Tuesday, June 3, 2014

Guest Blog: Am I Related? Definitely. Maybe.

My fourth cousin once removed, Sarah Semple, reached out to me through about a year ago. And what a treasure she has turned out to be. She lives in New Zealand, has written several books about genealogy, which are all fascinating; helped me with my great great grandmother Margaret Semple's family, immediate and extended; and taught me to really put records about a person in context with other people in their lives to determine if they really belong to "my" person. 

So over to Sarah...

New Zealand has a population of over 4.4 million people.  If you want to track down a Semple amongst the population, you will find 22 entries in the electronic white pages, of whom four are directly related to me (mother, brother, cousins).  The Semple name would not mean anything to people in New Zealand if it hadn’t been for Robert (Bob) Semple (1873-1955) – coalminer, trade unionist, politician and general stirrer.

The Honorable Robert Semple, New Zealand Minister
for Public Works and Transport, 1935

Bob was born on 21 October 1873 at Crudine Creek, near Sofala, on the New South Wales goldfields in Australia.  He joined the mining union, often getting involved in lengthy, bitter and violent disputes.  When he became blacklisted in Australia, he moved to New Zealand and soon involved himself in the mining unions of his adopted country.  He was known as “Bob the Ranter” or “Fighting Bob”. He was jailed in 1913 for supporting the general strike and again in 1916 after fighting conscription for overseas service.

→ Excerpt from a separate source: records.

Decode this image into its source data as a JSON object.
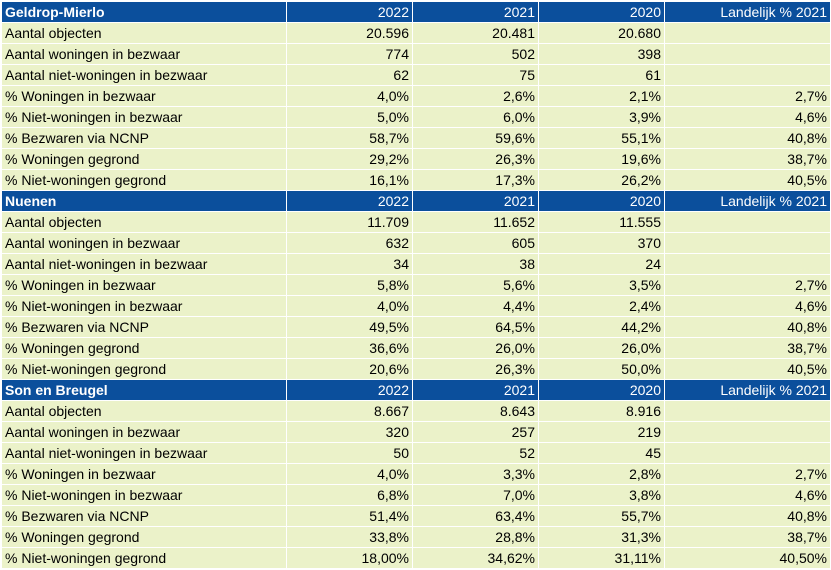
{
  "column_headers": [
    "2022",
    "2021",
    "2020",
    "Landelijk % 2021"
  ],
  "sections": [
    {
      "name": "Geldrop-Mierlo",
      "rows": [
        {
          "label": "Aantal objecten",
          "values": [
            "20.596",
            "20.481",
            "20.680",
            ""
          ]
        },
        {
          "label": "Aantal woningen in bezwaar",
          "values": [
            "774",
            "502",
            "398",
            ""
          ]
        },
        {
          "label": "Aantal niet-woningen in bezwaar",
          "values": [
            "62",
            "75",
            "61",
            ""
          ]
        },
        {
          "label": "% Woningen in bezwaar",
          "values": [
            "4,0%",
            "2,6%",
            "2,1%",
            "2,7%"
          ]
        },
        {
          "label": "% Niet-woningen in bezwaar",
          "values": [
            "5,0%",
            "6,0%",
            "3,9%",
            "4,6%"
          ]
        },
        {
          "label": "% Bezwaren via NCNP",
          "values": [
            "58,7%",
            "59,6%",
            "55,1%",
            "40,8%"
          ]
        },
        {
          "label": "% Woningen gegrond",
          "values": [
            "29,2%",
            "26,3%",
            "19,6%",
            "38,7%"
          ]
        },
        {
          "label": "% Niet-woningen gegrond",
          "values": [
            "16,1%",
            "17,3%",
            "26,2%",
            "40,5%"
          ]
        }
      ]
    },
    {
      "name": "Nuenen",
      "rows": [
        {
          "label": "Aantal objecten",
          "values": [
            "11.709",
            "11.652",
            "11.555",
            ""
          ]
        },
        {
          "label": "Aantal woningen in bezwaar",
          "values": [
            "632",
            "605",
            "370",
            ""
          ]
        },
        {
          "label": "Aantal niet-woningen in bezwaar",
          "values": [
            "34",
            "38",
            "24",
            ""
          ]
        },
        {
          "label": "% Woningen in bezwaar",
          "values": [
            "5,8%",
            "5,6%",
            "3,5%",
            "2,7%"
          ]
        },
        {
          "label": "% Niet-woningen in bezwaar",
          "values": [
            "4,0%",
            "4,4%",
            "2,4%",
            "4,6%"
          ]
        },
        {
          "label": "% Bezwaren via NCNP",
          "values": [
            "49,5%",
            "64,5%",
            "44,2%",
            "40,8%"
          ]
        },
        {
          "label": "% Woningen gegrond",
          "values": [
            "36,6%",
            "26,0%",
            "26,0%",
            "38,7%"
          ]
        },
        {
          "label": "% Niet-woningen gegrond",
          "values": [
            "20,6%",
            "26,3%",
            "50,0%",
            "40,5%"
          ]
        }
      ]
    },
    {
      "name": "Son en Breugel",
      "rows": [
        {
          "label": "Aantal objecten",
          "values": [
            "8.667",
            "8.643",
            "8.916",
            ""
          ]
        },
        {
          "label": "Aantal woningen in bezwaar",
          "values": [
            "320",
            "257",
            "219",
            ""
          ]
        },
        {
          "label": "Aantal niet-woningen in bezwaar",
          "values": [
            "50",
            "52",
            "45",
            ""
          ]
        },
        {
          "label": "% Woningen in bezwaar",
          "values": [
            "4,0%",
            "3,3%",
            "2,8%",
            "2,7%"
          ]
        },
        {
          "label": "% Niet-woningen in bezwaar",
          "values": [
            "6,8%",
            "7,0%",
            "3,8%",
            "4,6%"
          ]
        },
        {
          "label": "% Bezwaren via NCNP",
          "values": [
            "51,4%",
            "63,4%",
            "55,7%",
            "40,8%"
          ]
        },
        {
          "label": "% Woningen gegrond",
          "values": [
            "33,8%",
            "28,8%",
            "31,3%",
            "38,7%"
          ]
        },
        {
          "label": "% Niet-woningen gegrond",
          "values": [
            "18,00%",
            "34,62%",
            "31,11%",
            "40,50%"
          ]
        }
      ]
    }
  ],
  "colors": {
    "header_bg": "#0b4f9c",
    "header_text": "#ffffff",
    "row_bg": "#ebf2c9"
  }
}
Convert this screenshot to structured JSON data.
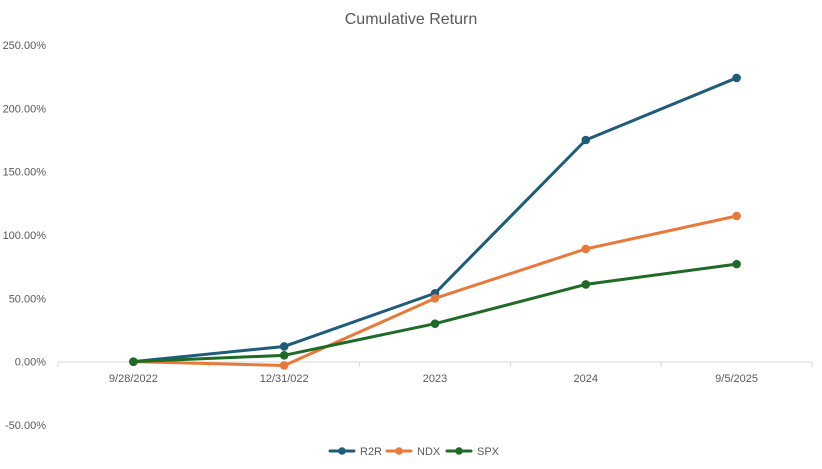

Bob then entered politics, serving nine terms as a Labour Member of Parliament and held a number of infrastructure portfolios, such as Minister of Public Works and Minister of Railways.  He was flamboyant, colourful and devoted to the task of making working class lives better.

When people find out my family name, their next comment is usually “I hope that you are not related to that stirrer Bob Semple”.  I have not been able to identify any links to Bob Semple, however his wife Margaret McNair (1876-1967) is definitely related to me.  Her grandfather Thomas McNair and my great great great grandmother were brother and sister.

Margaret (McNair) Semple and her husband, Bob

So while I can claim to have no “stirrers” blood in me, I can say with a grin on my face, that my family is obviously attracted to stirrers.